The issue in the tariffs case is far larger. Taxation of Americans is not an area where there is independent presidential constitutional authority. His actions also go against generations of manifest congressional intent. By decree, President Trump has entirely overthrown the trade policy of 'equal treatment' and non-discrimination that set up the whole structure of U.S. trade law and 'most favored nation' status that emerged from the bipartisan compromises laboriously enacted between 1919 and 1922 and have been followed ever since.
Even if Congress had noticed or approved of the appellate court decision in 1975 on Nixon's surcharge, it is hard to infer that it thought IEEPA could be used to overthrow the whole tariff system, a structure that had coexisted with the earlier TWEA, and allow the president to set up his own taxation and revenue system. This is a prime situation where the major questions doctrine would seem to limit presidential overreach.
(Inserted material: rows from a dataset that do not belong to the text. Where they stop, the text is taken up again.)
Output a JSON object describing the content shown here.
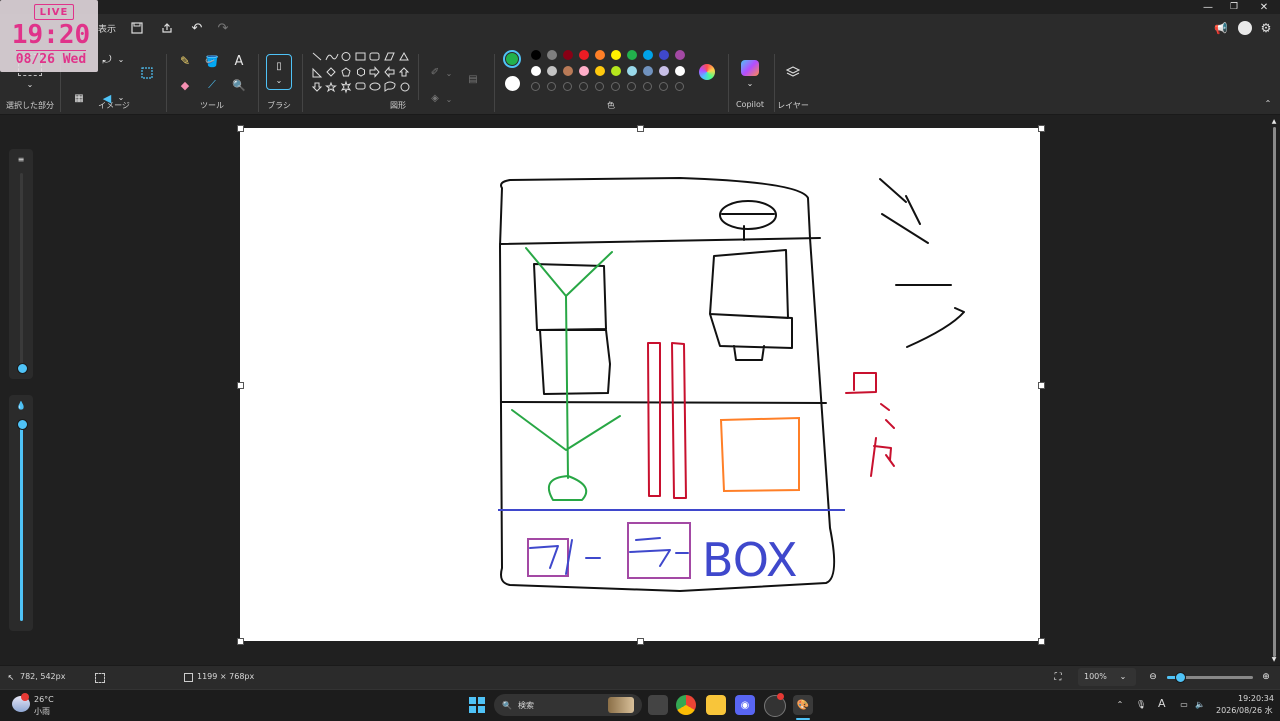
{
  "overlay": {
    "live": "LIVE",
    "time": "19:20",
    "date": "08/26 Wed"
  },
  "menu": {
    "view": "表示"
  },
  "ribbon": {
    "groups": {
      "selection": "選択した部分",
      "image": "イメージ",
      "tools": "ツール",
      "brush": "ブラシ",
      "shapes": "図形",
      "colors": "色",
      "copilot": "Copilot",
      "layers": "レイヤー"
    },
    "palette_row1": [
      "#000000",
      "#7f7f7f",
      "#880015",
      "#ed1c24",
      "#ff7f27",
      "#fff200",
      "#22b14c",
      "#00a2e8",
      "#3f48cc",
      "#a349a4"
    ],
    "palette_row2": [
      "#ffffff",
      "#c3c3c3",
      "#b97a57",
      "#ffaec9",
      "#ffc90e",
      "#b5e61d",
      "#99d9ea",
      "#7092be",
      "#c8bfe7",
      "#ffffff"
    ],
    "primary_color": "#22b14c",
    "secondary_color": "#ffffff"
  },
  "canvas": {
    "kana_shi": "シ",
    "kana_ro": "ロ",
    "kana_tsu": "ッ",
    "kana_do": "ド",
    "box_text": "BOX"
  },
  "status": {
    "cursor": "782, 542px",
    "size": "1199 × 768px",
    "zoom": "100%"
  },
  "taskbar": {
    "weather_temp": "26°C",
    "weather_desc": "小雨",
    "search_placeholder": "検索",
    "ime": "A",
    "clock_time": "19:20:34",
    "clock_date": "2026/08/26 水"
  }
}
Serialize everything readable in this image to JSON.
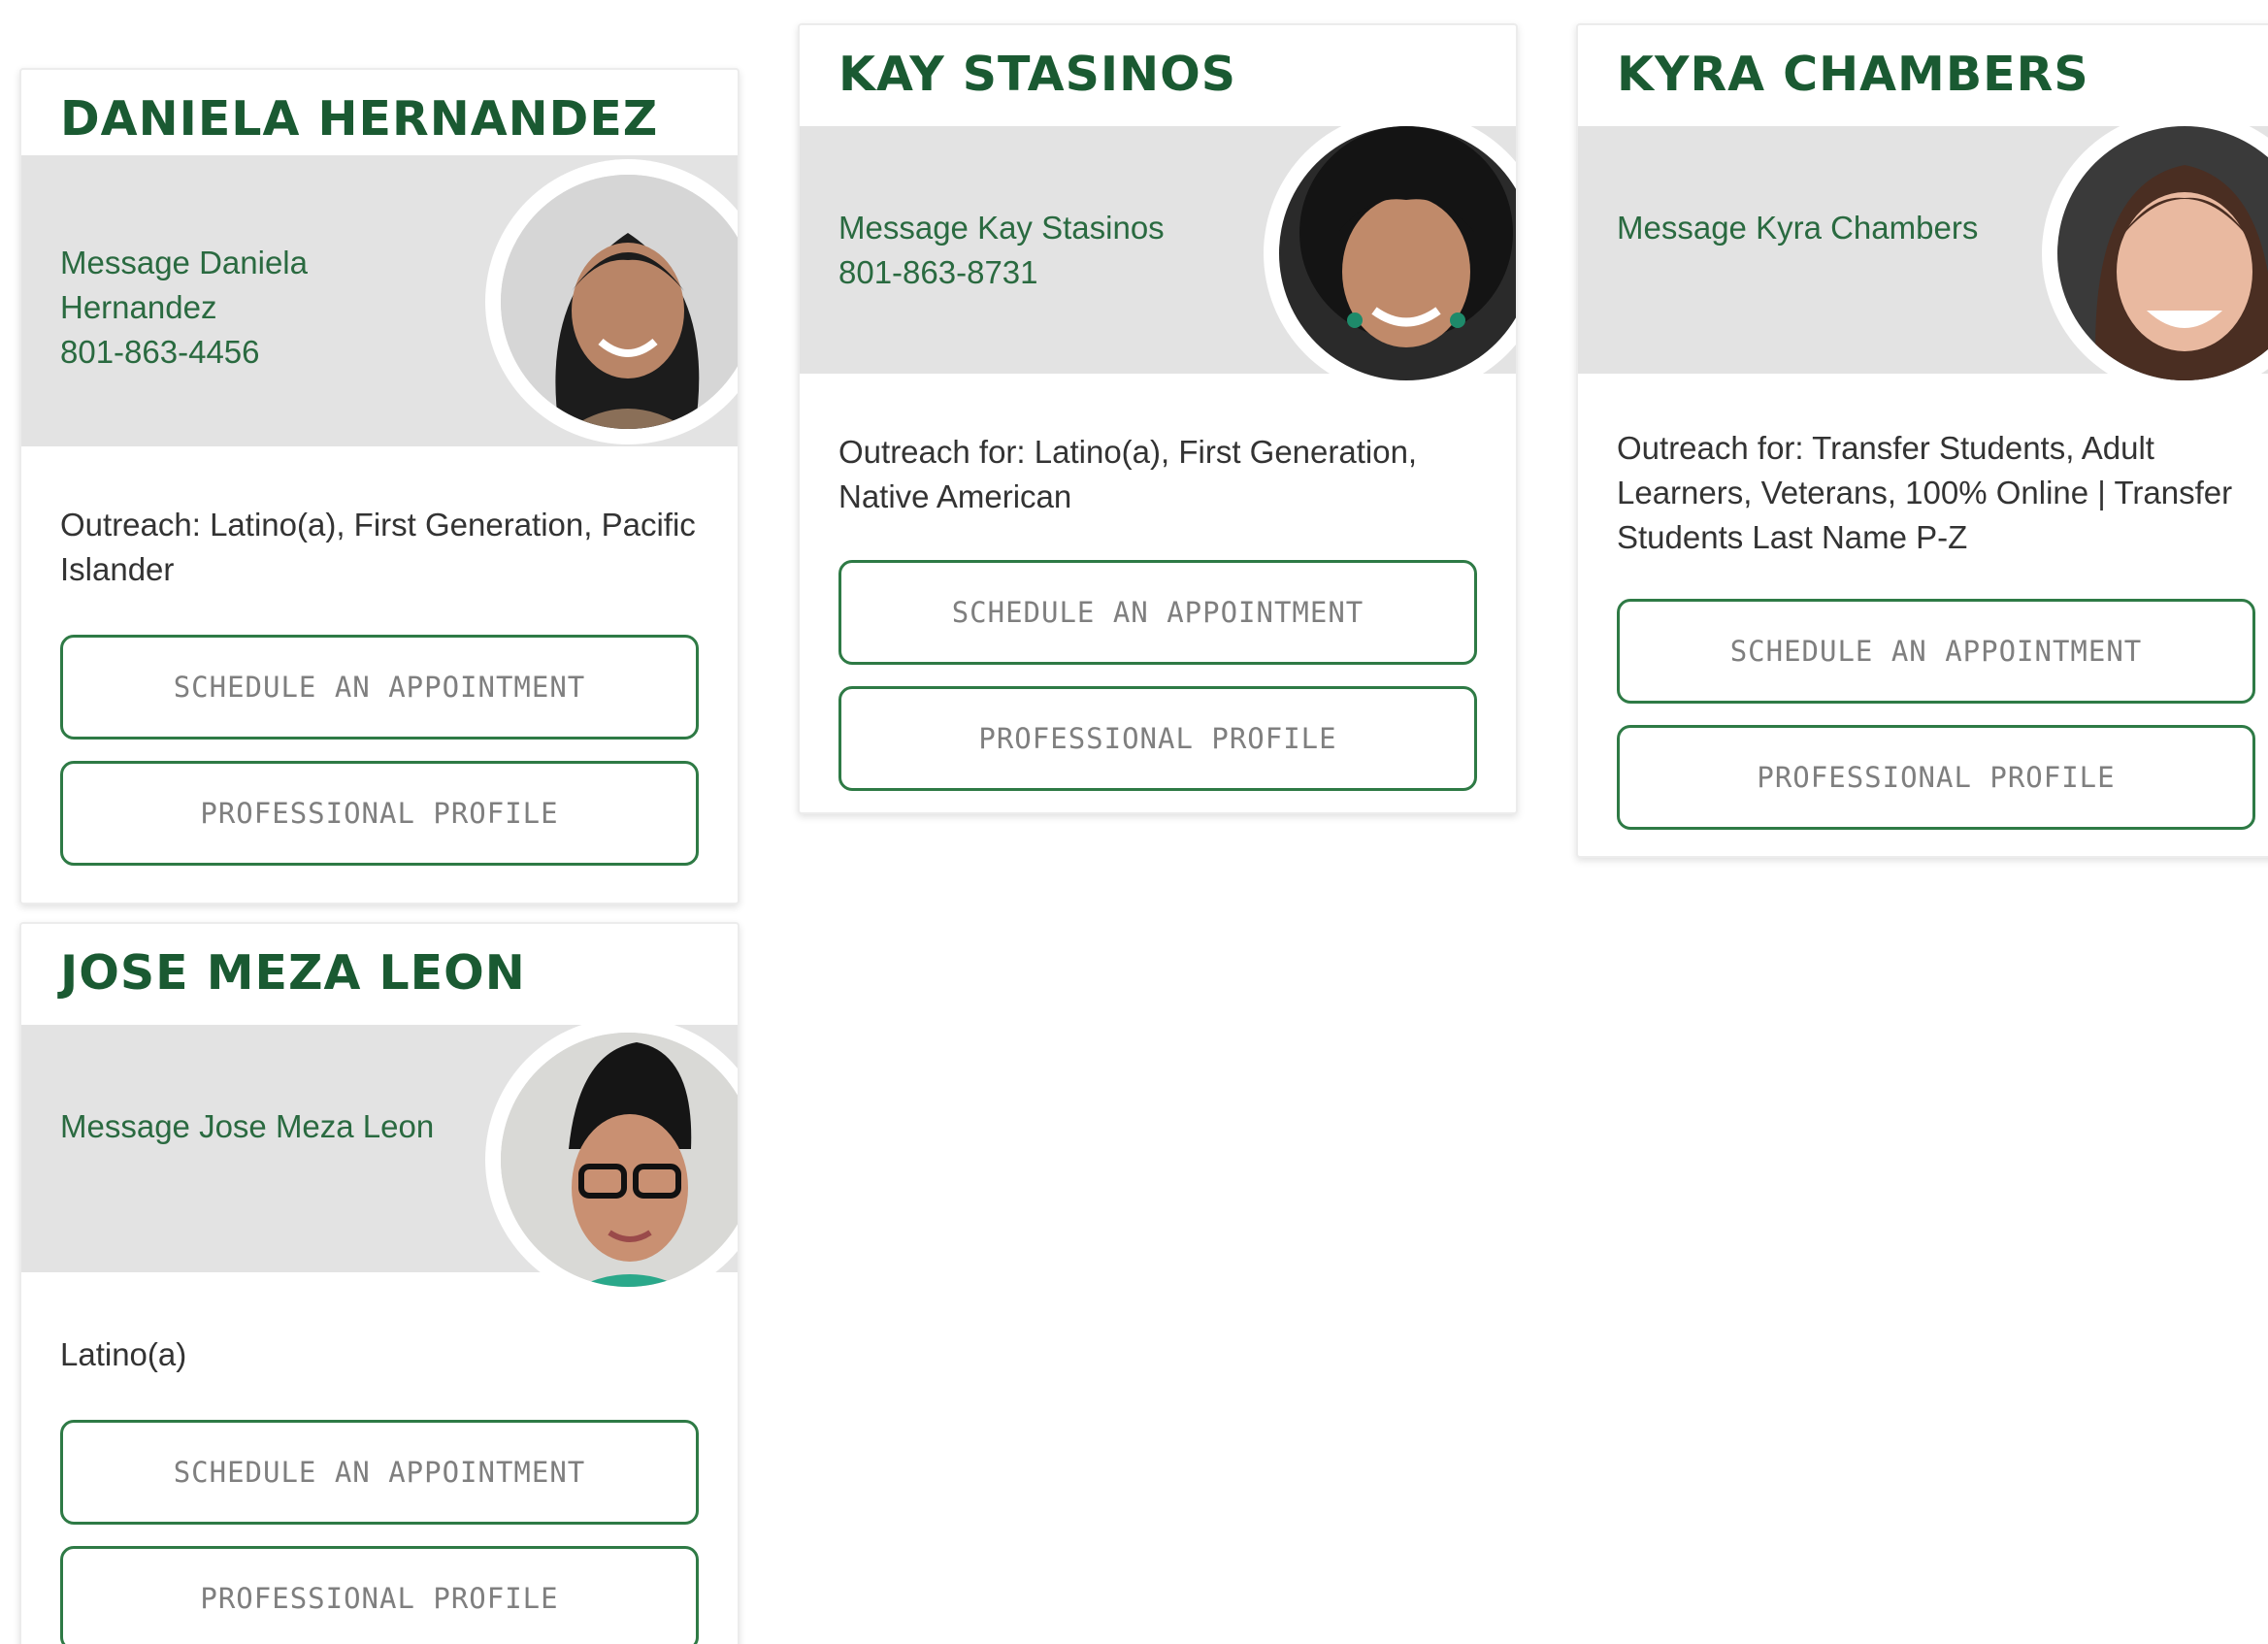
{
  "cards": [
    {
      "name": "DANIELA HERNANDEZ",
      "message_link": "Message Daniela Hernandez",
      "phone": "801-863-4456",
      "outreach": "Outreach: Latino(a), First Generation, Pacific Islander",
      "schedule_label": "SCHEDULE AN APPOINTMENT",
      "profile_label": "PROFESSIONAL PROFILE"
    },
    {
      "name": "KAY STASINOS",
      "message_link": "Message Kay Stasinos",
      "phone": "801-863-8731",
      "outreach": "Outreach for: Latino(a), First Generation, Native American",
      "schedule_label": "SCHEDULE AN APPOINTMENT",
      "profile_label": "PROFESSIONAL PROFILE"
    },
    {
      "name": "KYRA CHAMBERS",
      "message_link": "Message Kyra Chambers",
      "outreach": "Outreach for: Transfer Students, Adult Learners, Veterans, 100% Online | Transfer Students Last Name P-Z",
      "schedule_label": "SCHEDULE AN APPOINTMENT",
      "profile_label": "PROFESSIONAL PROFILE"
    },
    {
      "name": "JOSE MEZA LEON",
      "message_link": "Message Jose Meza Leon",
      "outreach": "Latino(a)",
      "schedule_label": "SCHEDULE AN APPOINTMENT",
      "profile_label": "PROFESSIONAL PROFILE"
    }
  ],
  "colors": {
    "name_green": "#1a5a32",
    "link_green": "#2a6a40",
    "button_border": "#2e7a45",
    "band_gray": "#e3e3e3"
  }
}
On his own authority President Trump has returned the United States to the patchwork that prevailed before the First World War, the patchwork that seemed unworkable in 1919. But he has done so with a singular difference. Before 1919, the problem was the difficulty in making trade agreements because all the presidents obeyed the Constitution. Congress set tariff rates and ratified trade treaties. Now, the chaos is compounded by the disregard of any meaningful governing authority, constitutional or statutory.
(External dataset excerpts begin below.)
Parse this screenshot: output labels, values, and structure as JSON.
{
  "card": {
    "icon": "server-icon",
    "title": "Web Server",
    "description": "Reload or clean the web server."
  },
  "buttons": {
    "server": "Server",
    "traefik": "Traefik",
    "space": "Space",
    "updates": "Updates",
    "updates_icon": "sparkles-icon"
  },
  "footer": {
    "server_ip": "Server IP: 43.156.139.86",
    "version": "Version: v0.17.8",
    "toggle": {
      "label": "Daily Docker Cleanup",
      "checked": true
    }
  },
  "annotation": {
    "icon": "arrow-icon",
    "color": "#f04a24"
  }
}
This approach would have appalled past pro-tariff Republicans. Tethered only to one man's whims, this approach to tariffs and taxes will probably also be found to violate the Constitution. Thus, compounding the chaos, the U.S. government is likely to be required to refund to Americans, with interest, the tens of billions of dollars already collected under the unlawful use of emergency powers—a liability that grows by hundreds of millions of dollars every day that system stays in place. Meanwhile the administration invites a whole new era of uncertainty and discrimination against American products, as countries compensate with new kinds of trade arrangements.
The President should make his tariffs case to Congress and the American people. Regardless of what they decide, they should heed the lessons that even the advocates of tariffs had drawn from their experience in a growing world economy of the late 19th and early 20th centuries. If tariffs are to be good policy, they should be practical, predictable, and retain the principle of equal treatment.